REPUBLIKA.CO.ID, MALANG -- Universitas Brawijaya (UB) saat ini memiliki 1.000 mahasiswa asing, baik di strata satu (S1), S2 maupun S3. Mahasiswa ini berasal dari negara konflik dan miskin, seperti Palestina dan sebagainya.
Sebagian besar mahasiswa asing dilaporkan lebih banyak mengambil program S2 dan S3. Mereka mendominasi program studi teknik dan sains. Sementara pada S1, lebih berminat pada program studi (prodi) kedokteran.
Rektor UB, Profesor Nuhfil Hanani menjelaskan, pihaknya memang lebih memprioritaskan beasiswa pada negara konflik atau miskin. "Jadi memang nggak mungkin beri beasiswa pada negara maju, harus yang di bawah kita, apalagi mereka juga minat," tegasnya.
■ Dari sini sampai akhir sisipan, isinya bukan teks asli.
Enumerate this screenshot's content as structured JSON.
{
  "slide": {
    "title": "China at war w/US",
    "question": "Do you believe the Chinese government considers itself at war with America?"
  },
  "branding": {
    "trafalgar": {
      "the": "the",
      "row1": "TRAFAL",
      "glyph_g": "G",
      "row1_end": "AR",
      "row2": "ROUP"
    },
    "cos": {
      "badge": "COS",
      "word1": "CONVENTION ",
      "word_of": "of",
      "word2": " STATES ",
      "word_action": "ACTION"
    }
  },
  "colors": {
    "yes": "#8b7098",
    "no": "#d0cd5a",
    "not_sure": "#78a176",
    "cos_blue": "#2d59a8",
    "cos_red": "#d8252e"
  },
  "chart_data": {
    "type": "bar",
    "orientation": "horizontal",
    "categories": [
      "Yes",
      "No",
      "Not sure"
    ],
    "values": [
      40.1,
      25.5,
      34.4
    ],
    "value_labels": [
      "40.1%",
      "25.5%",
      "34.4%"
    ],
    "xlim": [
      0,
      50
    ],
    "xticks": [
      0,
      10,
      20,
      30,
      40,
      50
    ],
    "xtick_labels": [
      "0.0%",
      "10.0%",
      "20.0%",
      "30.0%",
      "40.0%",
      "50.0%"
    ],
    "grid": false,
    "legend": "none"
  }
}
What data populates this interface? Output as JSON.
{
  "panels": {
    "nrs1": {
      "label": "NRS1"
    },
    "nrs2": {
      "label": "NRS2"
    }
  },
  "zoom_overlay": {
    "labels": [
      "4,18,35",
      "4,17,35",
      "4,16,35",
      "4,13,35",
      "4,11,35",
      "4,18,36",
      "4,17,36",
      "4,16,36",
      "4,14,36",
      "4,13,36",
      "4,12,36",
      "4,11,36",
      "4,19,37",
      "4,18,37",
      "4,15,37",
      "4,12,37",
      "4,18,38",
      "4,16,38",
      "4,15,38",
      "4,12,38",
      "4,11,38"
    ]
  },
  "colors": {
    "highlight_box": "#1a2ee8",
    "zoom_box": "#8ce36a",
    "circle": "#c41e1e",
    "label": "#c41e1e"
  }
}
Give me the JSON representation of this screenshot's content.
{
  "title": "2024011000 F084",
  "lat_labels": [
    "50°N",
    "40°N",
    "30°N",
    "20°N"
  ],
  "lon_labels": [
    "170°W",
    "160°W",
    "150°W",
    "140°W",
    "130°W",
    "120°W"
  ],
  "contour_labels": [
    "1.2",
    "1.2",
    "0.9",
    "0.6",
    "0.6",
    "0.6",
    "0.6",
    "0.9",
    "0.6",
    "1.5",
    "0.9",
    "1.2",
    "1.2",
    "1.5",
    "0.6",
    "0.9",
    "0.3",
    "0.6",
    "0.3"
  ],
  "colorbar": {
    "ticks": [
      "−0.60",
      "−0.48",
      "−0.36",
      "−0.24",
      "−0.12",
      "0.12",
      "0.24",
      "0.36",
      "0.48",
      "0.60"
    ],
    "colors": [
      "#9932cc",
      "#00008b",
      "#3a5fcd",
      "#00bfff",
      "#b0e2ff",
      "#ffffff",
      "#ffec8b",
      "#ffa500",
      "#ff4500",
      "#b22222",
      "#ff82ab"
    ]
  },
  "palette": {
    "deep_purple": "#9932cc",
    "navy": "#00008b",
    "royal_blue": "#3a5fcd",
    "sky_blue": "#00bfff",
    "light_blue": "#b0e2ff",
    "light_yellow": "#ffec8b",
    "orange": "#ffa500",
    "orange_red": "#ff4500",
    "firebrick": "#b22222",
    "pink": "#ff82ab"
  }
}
Selain itu, Nuhfil juga menambahkan, program beasiswa pada mahasiswa asing tak lepas dari tanggungjawab yang diberikan pemerintah pusat. UB harus mampu masuk sebagai 500 perguruan tinggi terbaik dunia selama 10 tahun ke depan. Hal ini berarti UB perlu menyediakan kuota untuk mahasiswa asing.
Meski sudah berjumlah 1.000 mahasiswa asing, Nuhfil menilai pihaknya masih harus menambah kuota. "Jumlah 1.000 itu termasuk kecil. Untuk menjadi kelas dunia, kita harusnya ya paling jelek dua persen dari 60 ribu mahasiswa (jumlah mahasiswa UB saat ini--red)," ujar Nuhfil saat ditemui Republika di Gedung Rektorat UB, Kota Malang, Selasa (30/7).
Menurut Nuhfil, kampus dengan peringkat dunia memang memiliki aturan tersendiri. Antara lain jumlah mahasiswa asing harus lebih banyak dibandingkan masyarakat lokalnya. Sistem ini salah satunya terlihat pada kampus terbaik di Singapura, Nanyang Technological University (NTU).